AI assistants like ChatGPT, Perplexity, and Google AI do not pick businesses at random. They follow a specific decision process based on source quality, brand authority, and structured data. Here is how that process works and how to influence it.
AI recommendations are not random
AI assistants follow a predictable process when recommending businesses. They synthesize information from multiple sources — websites, directories, reviews, forums, and structured data — and recommend the business that appears most authoritative and relevant across those sources.
Understanding this process is the foundation of AEO. Once you know what signals AI models use to make recommendations, you can optimize your business to send the right signals consistently.
The three-layer decision process
AI recommendation decisions happen in three layers. First, the model retrieves relevant sources — web pages, directory listings, reviews, and forum discussions that mention businesses in the relevant category and location. Second, it evaluates source quality and authority. Third, it synthesizes a recommendation from the highest-quality, most-corroborated information.
This means a business needs to do three things: exist in the sources AI retrieves, appear authoritative in those sources, and present information that AI can extract and quote confidently.
Source signals AI models prioritize
AI models weight certain source signals more heavily than others. Brand mentions across multiple independent platforms carry the most weight. A business mentioned on Google Business Profile, Yelp, LinkedIn, Reddit, and its own website is more credible to AI than one mentioned only on its own site.
Structured data — JSON-LD schema markup — tells AI exactly what a business is, who runs it, and what it offers. Without structured data, AI has to infer this information from unstructured text, which reduces citation confidence.
Review volume and sentiment matter significantly. A business with 200 positive Google reviews and consistent mentions across directories sends a stronger authority signal than a competitor with 15 reviews on a single platform.
Why corroboration matters more than any single signal
AI does not trust any single source. It cross-references information before making a recommendation. If your website says you are a roofing company in Provo but no directory, review, or social platform confirms this, AI has no corroboration and will recommend a competitor with better coverage.
This is why AEO differs fundamentally from SEO. In SEO, your website is the primary asset. In AEO, your entire digital footprint is the asset. Every directory listing, every review, every forum mention, every social profile contributes to the corroboration AI needs.
How retrieval-augmented generation works
Most AI assistants use retrieval-augmented generation (RAG) to answer questions about businesses. The model does not rely solely on its training data. It actively searches the web, retrieves current information, and generates an answer based on what it finds.
This means your online presence today directly affects whether AI recommends you tomorrow. Unlike SEO rankings, which can take months to change, AI recommendations can shift within weeks as models re-crawl and re-index content. Businesses that optimize their digital footprint now will capture citations before competitors react.
How to influence the decision
Start with your Google Business Profile — ensure it is complete, accurate, and actively maintained with posts and responses. Claim and optimize profiles on Yelp, LinkedIn, Facebook, and industry-specific directories. Ensure your name, address, and phone number are identical across every platform.
Deploy JSON-LD schema markup on your website — Organization, LocalBusiness, Service, and Person schema at minimum. Create an llms.txt file at your domain root. Structure website content in direct-answer blocks of 40 to 80 words that AI can extract verbatim.
Build brand mentions on platforms AI models trust. Post in relevant Reddit communities.

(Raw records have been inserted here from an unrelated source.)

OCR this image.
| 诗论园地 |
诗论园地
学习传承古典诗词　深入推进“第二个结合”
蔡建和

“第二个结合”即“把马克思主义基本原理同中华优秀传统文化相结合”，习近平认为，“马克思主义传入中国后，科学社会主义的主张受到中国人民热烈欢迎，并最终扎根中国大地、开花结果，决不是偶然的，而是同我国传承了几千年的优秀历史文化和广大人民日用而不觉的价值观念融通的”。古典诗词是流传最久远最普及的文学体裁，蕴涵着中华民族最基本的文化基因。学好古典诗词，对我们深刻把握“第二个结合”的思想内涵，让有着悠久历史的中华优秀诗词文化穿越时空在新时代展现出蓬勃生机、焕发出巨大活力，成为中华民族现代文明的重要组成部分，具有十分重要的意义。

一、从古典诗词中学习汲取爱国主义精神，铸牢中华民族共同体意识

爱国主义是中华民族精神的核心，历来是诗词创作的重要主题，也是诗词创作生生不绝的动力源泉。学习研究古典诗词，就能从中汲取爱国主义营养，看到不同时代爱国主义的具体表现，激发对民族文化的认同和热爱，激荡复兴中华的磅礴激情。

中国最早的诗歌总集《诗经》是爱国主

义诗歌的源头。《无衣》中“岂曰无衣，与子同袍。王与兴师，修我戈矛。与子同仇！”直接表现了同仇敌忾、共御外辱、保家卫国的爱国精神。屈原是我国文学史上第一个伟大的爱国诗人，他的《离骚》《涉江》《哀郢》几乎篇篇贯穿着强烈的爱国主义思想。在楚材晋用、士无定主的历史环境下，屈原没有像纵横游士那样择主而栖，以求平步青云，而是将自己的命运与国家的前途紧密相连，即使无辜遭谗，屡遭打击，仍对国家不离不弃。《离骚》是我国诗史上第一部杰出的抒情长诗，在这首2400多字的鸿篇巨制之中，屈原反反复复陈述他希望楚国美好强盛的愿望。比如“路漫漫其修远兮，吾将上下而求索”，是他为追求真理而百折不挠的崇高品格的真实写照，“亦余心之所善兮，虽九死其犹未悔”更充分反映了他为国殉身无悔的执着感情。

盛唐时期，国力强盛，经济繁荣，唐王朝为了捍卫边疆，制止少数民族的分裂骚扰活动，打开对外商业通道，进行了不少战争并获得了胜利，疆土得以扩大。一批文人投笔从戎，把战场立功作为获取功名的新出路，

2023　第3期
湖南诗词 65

Publish on LinkedIn. Answer questions on Quora. The more independent sources that reference your business consistently, the more confident AI becomes in recommending you.
Frequently asked questions
- Does ChatGPT use real-time web data to make recommendations?
- Yes. Most AI assistants use retrieval-augmented generation (RAG) to search the web and retrieve current information when answering business-related queries. Your online presence today directly affects whether AI recommends you tomorrow.
- What is the most important signal for AI recommendations?
- Cross-platform corroboration — being mentioned consistently across multiple independent sources like Google Business Profile, Yelp, LinkedIn, and Reddit. AI does not trust any single source and cross-references before recommending.
- Can I pay to get recommended by ChatGPT?
- No. AI recommendations are based on authority signals, not advertising. You cannot buy a citation. You earn it by building genuine authority through consistent information, quality reviews, and broad digital presence.
- How quickly can AI recommendations change?
- AI recommendations can shift within weeks as models re-crawl and re-index content. Unlike SEO rankings that take months to change, AI citations respond relatively quickly to improvements in your digital footprint.